Okay, hold on, I believe the thinking is a bit confused here.
Suppose someone holds unimproved land before any tax has been implemented, so the fixed cost of holding land is zero.
- Why has the landowner not invested in improved land up to this point? It would be because the marginal cost of building that investment is greater is greater than the marginal revenue of that investment.
- Why has the landowner not sold this unimproved land yet? Because the current utility provided by the land, plus the option value of holding the land and selling it later, exceeds the current price for the land.
Now suppose a property tax is changed into a land value tax, so there is now a fixed cost of holding the unimproved land.
- The landowner could still face the same marginal cost and revenue schedules for investment, so the tax does not offer any extra incentive to invest.
- The landowner may be induced to sell this land, because the fixed cost of holding the land is subtracted from the current utility provided by the land. The problem is to whom?
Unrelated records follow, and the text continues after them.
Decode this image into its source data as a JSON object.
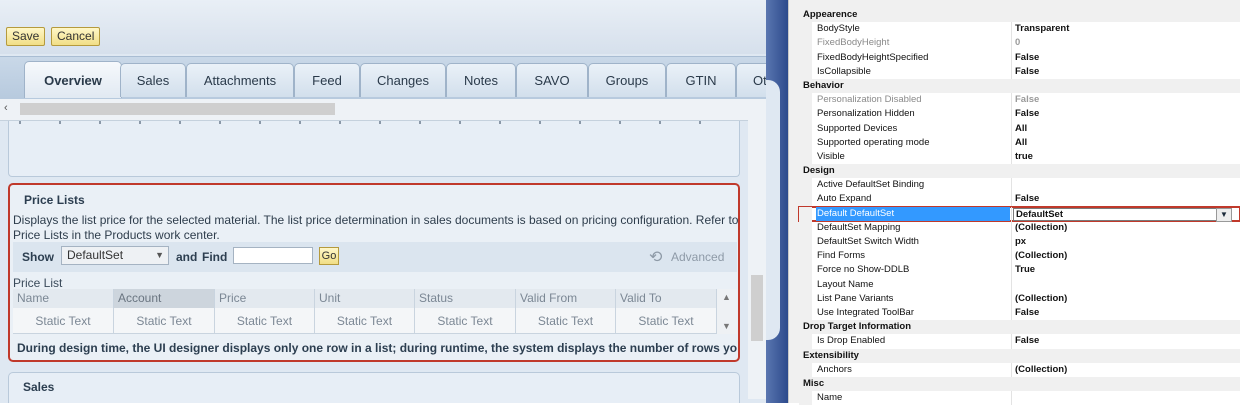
{
  "toolbar": {
    "save_label": "Save",
    "cancel_label": "Cancel"
  },
  "tabs": [
    "Overview",
    "Sales",
    "Attachments",
    "Feed",
    "Changes",
    "Notes",
    "SAVO",
    "Groups",
    "GTIN",
    "Ot"
  ],
  "price_lists": {
    "title": "Price Lists",
    "description_line1": "Displays the list price for the selected material. The list price determination in sales documents is based on pricing configuration. Refer to",
    "description_line2": "Price Lists in the Products work center.",
    "show_label": "Show",
    "show_value": "DefaultSet",
    "and_find_label": "and",
    "find_label": "Find",
    "find_value": "",
    "go_label": "Go",
    "advanced_label": "Advanced",
    "list_label": "Price List",
    "columns": [
      "Name",
      "Account",
      "Price",
      "Unit",
      "Status",
      "Valid From",
      "Valid To"
    ],
    "row": [
      "Static Text",
      "Static Text",
      "Static Text",
      "Static Text",
      "Static Text",
      "Static Text",
      "Static Text"
    ],
    "note": "During design time, the UI designer displays only one row in a list; during runtime, the system displays the number of rows yo"
  },
  "sales": {
    "title": "Sales"
  },
  "properties": [
    {
      "type": "cat",
      "name": "Appearence"
    },
    {
      "type": "prop",
      "name": "BodyStyle",
      "value": "Transparent"
    },
    {
      "type": "dis",
      "name": "FixedBodyHeight",
      "value": "0"
    },
    {
      "type": "prop",
      "name": "FixedBodyHeightSpecified",
      "value": "False"
    },
    {
      "type": "prop",
      "name": "IsCollapsible",
      "value": "False"
    },
    {
      "type": "cat",
      "name": "Behavior"
    },
    {
      "type": "dis",
      "name": "Personalization Disabled",
      "value": "False"
    },
    {
      "type": "prop",
      "name": "Personalization Hidden",
      "value": "False"
    },
    {
      "type": "prop",
      "name": "Supported Devices",
      "value": "All"
    },
    {
      "type": "prop",
      "name": "Supported operating mode",
      "value": "All"
    },
    {
      "type": "prop",
      "name": "Visible",
      "value": "true"
    },
    {
      "type": "cat",
      "name": "Design"
    },
    {
      "type": "prop",
      "name": "Active DefaultSet Binding",
      "value": ""
    },
    {
      "type": "prop",
      "name": "Auto Expand",
      "value": "False"
    },
    {
      "type": "sel",
      "name": "Default DefaultSet",
      "value": "DefaultSet"
    },
    {
      "type": "prop",
      "name": "DefaultSet Mapping",
      "value": "(Collection)"
    },
    {
      "type": "prop",
      "name": "DefaultSet Switch Width",
      "value": "px"
    },
    {
      "type": "prop",
      "name": "Find Forms",
      "value": "(Collection)"
    },
    {
      "type": "prop",
      "name": "Force no Show-DDLB",
      "value": "True"
    },
    {
      "type": "prop",
      "name": "Layout Name",
      "value": ""
    },
    {
      "type": "prop",
      "name": "List Pane Variants",
      "value": "(Collection)"
    },
    {
      "type": "prop",
      "name": "Use Integrated ToolBar",
      "value": "False"
    },
    {
      "type": "cat",
      "name": "Drop Target Information"
    },
    {
      "type": "prop",
      "name": "Is Drop Enabled",
      "value": "False"
    },
    {
      "type": "cat",
      "name": "Extensibility"
    },
    {
      "type": "prop",
      "name": "Anchors",
      "value": "(Collection)"
    },
    {
      "type": "cat",
      "name": "Misc"
    },
    {
      "type": "prop",
      "name": "Name",
      "value": ""
    }
  ]
}
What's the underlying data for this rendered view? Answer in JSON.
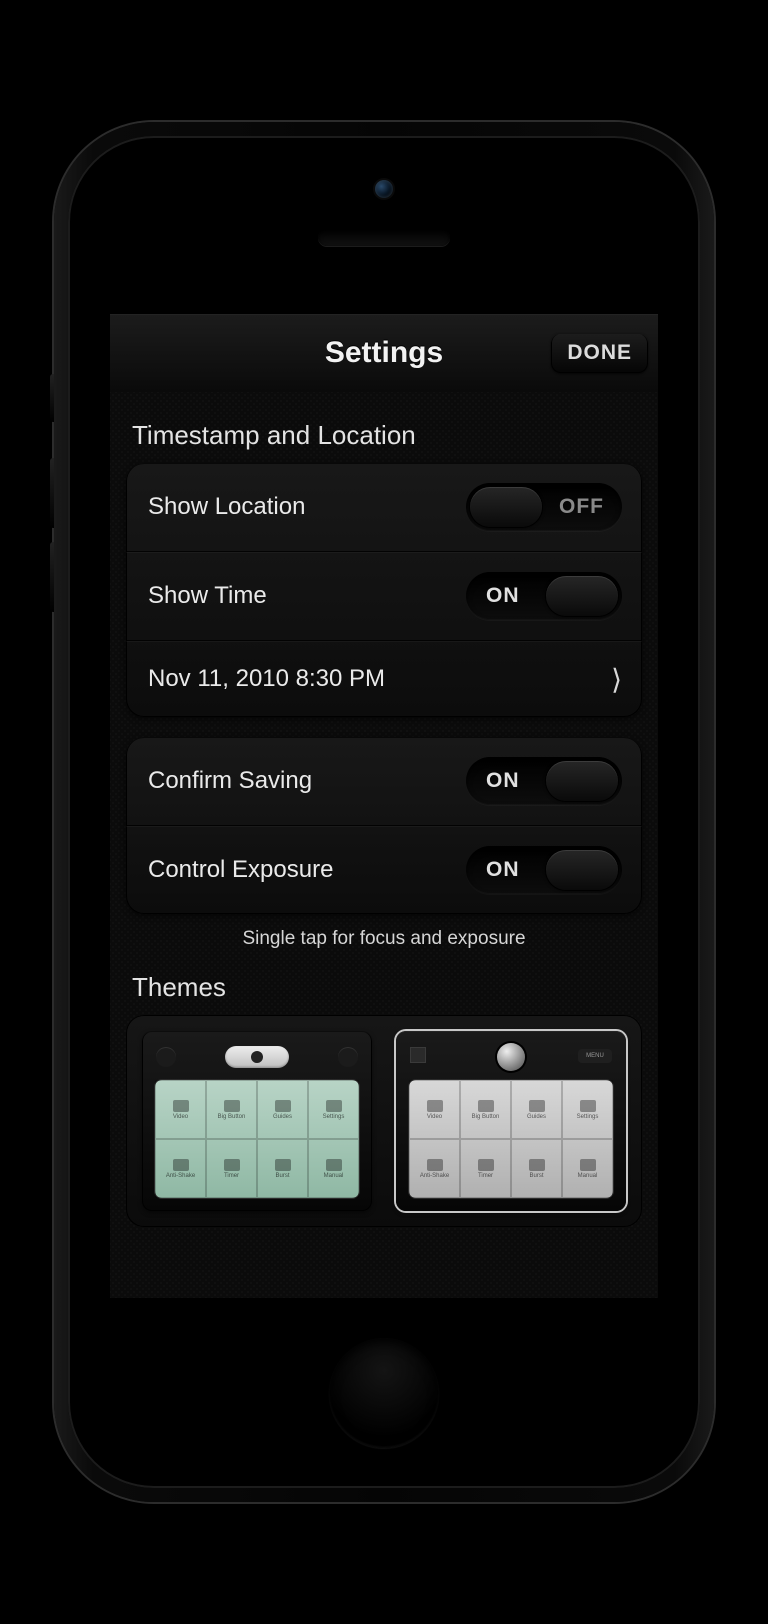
{
  "nav": {
    "title": "Settings",
    "done": "DONE"
  },
  "section1": {
    "title": "Timestamp and Location",
    "showLocation": {
      "label": "Show Location",
      "state": "OFF",
      "on": false
    },
    "showTime": {
      "label": "Show Time",
      "state": "ON",
      "on": true
    },
    "dateRow": {
      "label": "Nov 11, 2010 8:30 PM"
    }
  },
  "section2": {
    "confirmSaving": {
      "label": "Confirm Saving",
      "state": "ON",
      "on": true
    },
    "controlExposure": {
      "label": "Control Exposure",
      "state": "ON",
      "on": true
    },
    "helper": "Single tap for focus and exposure"
  },
  "themes": {
    "title": "Themes",
    "menuChip": "MENU",
    "cells": [
      "Video",
      "Big Button",
      "Guides",
      "Settings",
      "Anti-Shake",
      "Timer",
      "Burst",
      "Manual"
    ]
  }
}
The added tax does crowd out people who derive utility from the land alone, but it also could crowd out people who want to buy the land and invest in it, since now there's an added fixed cost to their investment.
So the question is a matter of price elasticities of demand; if the demand for unimproved land is more elastic than the demand for land from capitalists who use land, the surplus of land will be sold to the capitalists, and vice versa.
This doesn't exclude a very simple strategy the state can do: buy up the surplus of land themselves at a competitive price. How much this strategy digs into tax revenues depends on the ratio of improved land to unimproved land.
This also has nothing to do with the "efficiency" of a land value tax in the usual sense. A land tax is efficient because it is a tax on a fixed factor of production, so a firm cannot substitute away from usage of the land, therefore creating less land than the market equilibrium and producing "deadweight loss."
This also has nothing to do with general equilibrium effects, where the loss of the property tax induces more investment in property on the margin. In a supply and demand framework, this leads to a fall in the price of property, so the downward pressure of demand for land from capitalists is amplified even further.
The confusion in this passage arises out of the confusion between the utility of land in itself and the utility of land as a factor of production.